Talk about good fortune for UW men's golf coach Alan Murray. He didn't have to do much selling to get a player who is No. 10 all-time on Pepperdine's career scoring list (72.66), has two wins and eight top-10 finishes.

"It's not often a guy with his résumé and ranked as high as he is (No. 70 in the world amateur rankings) becomes available," Murray said. "He really and truly wants to come to Washington.

"It's a dream scenario for us. Adding RJ definitely makes us stronger. He's won individually and he played at Pepperdine, which just won a national championship. He has a level of experience that is extremely rare. He gets college golf and is an excellent student as well."

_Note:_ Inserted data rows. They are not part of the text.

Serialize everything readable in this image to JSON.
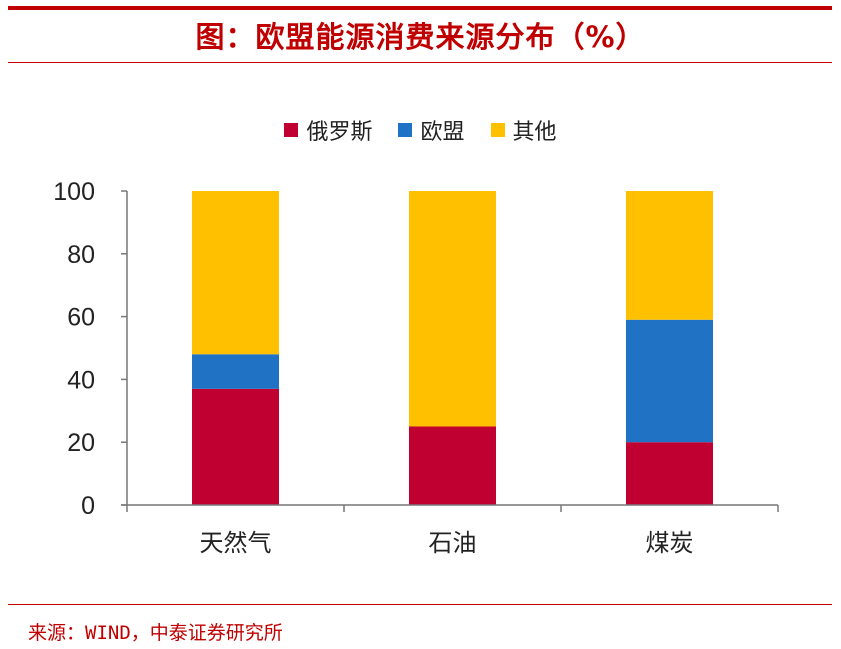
{
  "title": "图：欧盟能源消费来源分布（%）",
  "footer": "来源：WIND，中泰证券研究所",
  "chart_data": {
    "type": "bar",
    "stacked": true,
    "categories": [
      "天然气",
      "石油",
      "煤炭"
    ],
    "series": [
      {
        "name": "俄罗斯",
        "color": "#c00030",
        "values": [
          37,
          25,
          20
        ]
      },
      {
        "name": "欧盟",
        "color": "#1f72c4",
        "values": [
          11,
          0,
          39
        ]
      },
      {
        "name": "其他",
        "color": "#ffc000",
        "values": [
          52,
          75,
          41
        ]
      }
    ],
    "yticks": [
      0,
      20,
      40,
      60,
      80,
      100
    ],
    "ylim": [
      0,
      100
    ],
    "legend_position": "top",
    "grid": false
  }
}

If there was any doubt as to what kind of player the Huskies were getting, Manke won the Washington Amateur by seven shots earlier this month with a three-round total of 15-under 201 at the Olympic Course at Gold Mountain Golf Club in Bremerton.

Manke, who also won the event in 2018, became the first person in 52 years to win the event twice.

"I had no idea until the interview coming off the 18th," Manke said of the historic  significance. "That was pretty cool. There have been a lot of people coming through Washington golf, and who have played in the state am (amateur), and to do it twice is awesome. To win any tournament once is a feat, and twice is really special."

That win moved him to a personal-best No. 70 in the world rankings. Good performances at the Pacific Coast Amateur and the upcoming Western Intercollegiate could move him into the top 50 of the world rankings, which would make him exempt for the U.S. Amateur in August.

That is Manke's only path to play in that tournament because he did not advance in qualifying.

"I am looking now (at the world rankings), because it's relevant and it can make a difference, but for the most part it doesn't really mean anything to me," he said.

But a top-70 ranking is heady stuff for a player who said, "I wasn't good enough out of high school" to play at Washington.

"I was pretty streaky in high school, up and down, so (coach) Michael Beard took a stretch on me at Pepperdine," Manke said. "If I kept going like I was in high school, I wouldn't have been much of anything at Pepperdine."

The consistency, a product of better ball-striking, came quickly at the picturesque college in Malibu, California, where he was joined a year later by Bellarmine Prep of Tacoma teammate Joe Highsmith.

It is also where PGA Tour player Andrew Putnam from University Place went to college, as well as his older brother Michael, who played on the PGA Tour.

As a sophomore, Manke won the West Coast Conference title, one of his two individual wins that season. This past season, he was ranked No. 38 in the country in the Golfweek/Sagarin ratings, and was Pepperdine's Scholar Athlete of the Year, graduating with a 3.65 grade-point average in business administration.

Perhaps the only bummer for Manke at Pepperdine was that after starting all season as a senior, he was not in the lineup in the NCAA regional and played just one round in the NCAA Championships.

Did that have to do with Manke entering the transfer portal? Manke took the high road on that question.

"It was a tough spot for everyone to be in because we had nine great players this year, and for anyone to make the lineup was pretty tough," he said. "Clearly, it worked out well. I'm sure there were factors here and there, but I can't say for certain. ... I never gave up on Pepperdine, there was still a lot on the line with the team."

Manke said he grew a lot as a golfer, student and person at Pepperdine, but is looking ahead. He was paired with new Husky teammate Teddy Lin in all three rounds of the Washington Amateur (Lin finished fourth), and those two stayed with Husky teammates Noah Woolsey and Taehoon Song during that event.

"It was great to get to know those guys," said Manke, who is entering a master's program in real estate at UW. "Everyone on the team knows that I have four years of college golf experience, but I am coming in as a new team member. I will kind of see how it goes and go with the flow. Just try to be a good friend to the guys."

Before heading to UW, Manke still has some big summer events, beginning with the Pacific Coast Amateur at Chambers Bay, Manke's favorite course and one he has played about 100 times.

He enters with a lot of confidence as a recent swing change ("My old swing was a lot of arms, and now it's more my core.") is paying off. The dream is to someday play on the PGA Tour. But that pursuit can wait.

"Everyone always says, stay in college as long as you can and ride that wave," Manke said. "I am really looking forward to get to Washington."